增温不仅能直接影响土壤呼吸, 也能通过影响土壤盐分进而影响土壤呼吸。黄河三角洲滨海湿地咸淡水交互作用明显, 且地下水位浅(Fan et al., 2011; Zhong & Du, 2013), 当土壤温度升高时, 土壤水分的蒸发加速, 从而促进了地下咸水向土壤表面的输送(Wichern et al., 2006; Setia et al., 2011), 导致的结果是土壤表层盐分含量高。因此, 盐度也可能是影响滨海湿地CO2产生与排放的重要环境因子(仝川等, 2011)。本研究中, 在盐分限制阶段, 增温处理下土壤盐分抑制了滨海湿地土壤呼吸速率(图3)。很多研究表明, 随着土壤含盐量的增加, 土壤呼吸速率呈现下降的趋势(Setia et al., 2010; Wong et al., 2010; Hugler & Sievert, 2011; Yan et al., 2013)。例如, 海水入侵淡水潮汐沼泽时, 高盐度水平下土壤CO2产生速率随着盐度的升高而减小(Marton et al., 2012); 长江口滩涂土壤呼吸呈现出近岸水体年平均盐度越高, 土壤呼吸速率越低的趋势, 即距海越近土壤呼吸速率越小(聂明华等, 2011); 珠江三角地区近陆红树林湿地CO2排放通量显著高于近海红树林湿地, 这可能是由土壤盐分的差异性引起的(Chen et al., 2010); 当土壤盐分含量比对照高出4倍时, 南澳大利亚莫纳托湿地土壤呼吸速率降低20% (Hasbullah & Petra, 2015)。另外, 盐分还可能导致土壤碳源、汇的转化, 例如美国Nueces三角洲湿地在土壤含水量较高、土壤盐度较低的情况下表现为吸收CO2, 而在土壤含水量较低、土壤盐度较高的情况下则表现为排放CO2 (Heinsch et al., 2004)。
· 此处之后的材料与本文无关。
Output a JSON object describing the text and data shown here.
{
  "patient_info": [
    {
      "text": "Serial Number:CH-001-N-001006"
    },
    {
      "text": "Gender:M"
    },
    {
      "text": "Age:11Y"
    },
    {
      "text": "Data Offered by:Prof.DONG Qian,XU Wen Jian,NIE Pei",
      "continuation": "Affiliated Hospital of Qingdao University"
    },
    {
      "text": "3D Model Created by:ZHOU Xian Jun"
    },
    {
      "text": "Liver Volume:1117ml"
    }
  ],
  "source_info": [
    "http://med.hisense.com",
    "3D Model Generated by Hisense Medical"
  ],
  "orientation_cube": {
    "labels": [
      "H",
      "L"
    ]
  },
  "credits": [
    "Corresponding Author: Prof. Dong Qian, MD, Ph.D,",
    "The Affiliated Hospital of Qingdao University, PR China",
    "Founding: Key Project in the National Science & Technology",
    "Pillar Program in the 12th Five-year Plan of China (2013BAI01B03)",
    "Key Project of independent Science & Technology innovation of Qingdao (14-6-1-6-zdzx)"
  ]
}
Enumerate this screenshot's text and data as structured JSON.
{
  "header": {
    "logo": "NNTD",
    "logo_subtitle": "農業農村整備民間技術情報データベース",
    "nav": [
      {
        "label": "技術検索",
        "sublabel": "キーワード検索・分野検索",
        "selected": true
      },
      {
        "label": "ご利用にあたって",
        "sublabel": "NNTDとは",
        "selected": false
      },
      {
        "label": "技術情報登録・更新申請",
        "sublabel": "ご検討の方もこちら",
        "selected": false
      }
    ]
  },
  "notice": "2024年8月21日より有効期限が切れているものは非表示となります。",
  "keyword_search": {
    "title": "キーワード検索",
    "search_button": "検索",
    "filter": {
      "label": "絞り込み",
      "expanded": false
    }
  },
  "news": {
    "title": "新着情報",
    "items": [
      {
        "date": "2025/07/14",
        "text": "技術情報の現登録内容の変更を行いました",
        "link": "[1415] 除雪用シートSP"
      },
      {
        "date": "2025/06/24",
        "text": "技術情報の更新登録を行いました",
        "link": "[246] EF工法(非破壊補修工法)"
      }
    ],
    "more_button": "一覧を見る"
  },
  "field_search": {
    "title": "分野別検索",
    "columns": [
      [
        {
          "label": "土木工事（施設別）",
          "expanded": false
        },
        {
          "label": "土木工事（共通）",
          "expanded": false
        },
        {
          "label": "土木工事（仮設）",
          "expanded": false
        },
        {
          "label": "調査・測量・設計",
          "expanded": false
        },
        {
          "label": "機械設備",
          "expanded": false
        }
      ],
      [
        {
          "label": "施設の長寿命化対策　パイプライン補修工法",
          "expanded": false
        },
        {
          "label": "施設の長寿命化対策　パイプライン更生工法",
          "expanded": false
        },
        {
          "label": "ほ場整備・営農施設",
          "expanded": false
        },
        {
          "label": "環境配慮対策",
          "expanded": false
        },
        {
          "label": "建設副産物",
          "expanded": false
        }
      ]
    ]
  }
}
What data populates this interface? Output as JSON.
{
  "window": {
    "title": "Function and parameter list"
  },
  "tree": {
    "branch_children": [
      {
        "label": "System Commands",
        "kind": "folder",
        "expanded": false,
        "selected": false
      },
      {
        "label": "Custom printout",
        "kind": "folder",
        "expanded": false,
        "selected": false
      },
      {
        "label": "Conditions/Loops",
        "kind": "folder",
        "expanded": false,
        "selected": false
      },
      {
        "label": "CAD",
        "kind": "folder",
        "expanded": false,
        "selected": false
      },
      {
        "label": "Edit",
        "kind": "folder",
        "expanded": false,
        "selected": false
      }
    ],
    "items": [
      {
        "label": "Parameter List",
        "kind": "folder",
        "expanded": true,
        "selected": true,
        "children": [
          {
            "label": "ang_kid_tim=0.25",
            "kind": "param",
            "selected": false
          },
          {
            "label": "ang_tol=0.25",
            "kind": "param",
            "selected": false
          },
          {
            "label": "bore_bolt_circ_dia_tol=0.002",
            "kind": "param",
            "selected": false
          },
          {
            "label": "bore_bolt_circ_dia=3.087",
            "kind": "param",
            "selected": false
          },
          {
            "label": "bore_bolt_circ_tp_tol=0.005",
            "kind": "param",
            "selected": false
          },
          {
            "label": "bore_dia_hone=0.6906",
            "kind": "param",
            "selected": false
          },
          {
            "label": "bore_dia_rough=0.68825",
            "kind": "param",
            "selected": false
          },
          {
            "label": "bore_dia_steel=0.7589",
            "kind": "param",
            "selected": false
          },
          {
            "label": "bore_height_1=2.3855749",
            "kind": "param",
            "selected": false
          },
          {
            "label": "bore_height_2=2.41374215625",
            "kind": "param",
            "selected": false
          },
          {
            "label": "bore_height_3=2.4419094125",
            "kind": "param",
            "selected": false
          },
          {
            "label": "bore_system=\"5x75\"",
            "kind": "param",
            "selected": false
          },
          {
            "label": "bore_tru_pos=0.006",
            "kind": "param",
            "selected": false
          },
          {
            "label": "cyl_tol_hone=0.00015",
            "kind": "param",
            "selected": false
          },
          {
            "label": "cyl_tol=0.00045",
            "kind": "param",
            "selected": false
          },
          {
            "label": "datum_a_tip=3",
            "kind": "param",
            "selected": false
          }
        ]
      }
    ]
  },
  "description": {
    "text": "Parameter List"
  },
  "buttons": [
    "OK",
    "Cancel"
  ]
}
盐分影响着微生物异养呼吸作用, 从而改变土壤呼吸速率。一方面, 盐分抑制土壤微生物活性, 使得土壤呼吸随盐度的升高而降低(Wichern et al., 2006; Wong et al., 2008; Iwai et al., 2012; 李凤霞等, 2012); 同时, 高的含盐量会降低微生物数量(Garcia & Hernandez, 1996; Pattnaik et al., 2000; Pivnickova et al., 2010; Kiehn et al., 2013)以及微生物群落的多样性(Baldwin et al., 2006); 并且, 高盐度能使微生物生理形态发生明显变化, 从而使其分解有机质的能力受到强烈影响(Thottathil et al., 2008), 微生物受到盐分的影响时, 一般能通过自身的渗透压调节机制来平衡细胞内的渗透压, 而在高的渗透压条件下, 微生物耗氧速率增加, 但耗氧速率的增加不是为了有机物的降解, 而是为了能够抵御高盐环境对微生物所产生的伤害(Pankhurst et al., 2001; Rietz & Haynes, 2003; 崔有为等, 2004; Thottathil et al., 2008)。另一方面, 多数土壤水解酶与氧化还原酶类活性均随盐渍化的水平升高而明显下降(Rietz & Haynes, 2003; 张建锋等, 2005), 低盐分对酶的活性有促进作用, 而高盐分条件下其活性反而下降(Yan et al., 2013)。

3.4 土壤水分含量对土壤呼吸的影响

土壤水分含量也是影响土壤呼吸的因子, 而影响土壤水分变化的因素有很多, 包括气温、降水、土壤质地以及地下水供应等(马柱国等, 2000)。本研究中, 在盐分限制阶段, 增温引起土壤含盐量提高的同时也伴随着土壤含水量的显著增加, 这与苔原生态系统的研究结果相一致: 土壤温度增加1.73 ℃时, 土壤水分含量增加了9.0% (Wang et al., 2014)。与以往大多数研究结果相反。这主要是由黄河三角洲滨海湿地的特点决定的。土壤水分来源一方面是大气降水, 另一方面是地下水补给。在非生长季, 大气降水少, 温度的升高加速了土壤水分蒸发, 而蒸发是地下水向上移动的驱动力; 此外, 由于冬季温度低, 土壤易冻, 增温能够加速解冻, 从而使其土壤水分含量高于对照。与干旱生态系统不同, 在本研究生态系统中平均土壤含水量都在40%以上, 水分并不是一个限制因子, 但是其可能会与土壤盐分产生协同作用, 在一定程度上对土壤呼吸产生抑制。首先, 土壤水分直接参与生物的生理过程, 土壤水分在过低或过高的水平下都会限制微生物的呼吸作用(Gaumont-Guay et al., 2006)。其次, 土壤水分主要通过影响酶和基质的扩散、O2在土壤中的传输来影响土壤呼吸(杨毅等, 2011)。当水分含量过高时, 虽然酶和可利用基质的含量充足, 但土壤孔隙被水填充, 限制了土壤呼吸所需O2的传输, 并且这种通气性较差和厌氧的环境能够降低微生物呼吸(杨毅等, 2011)。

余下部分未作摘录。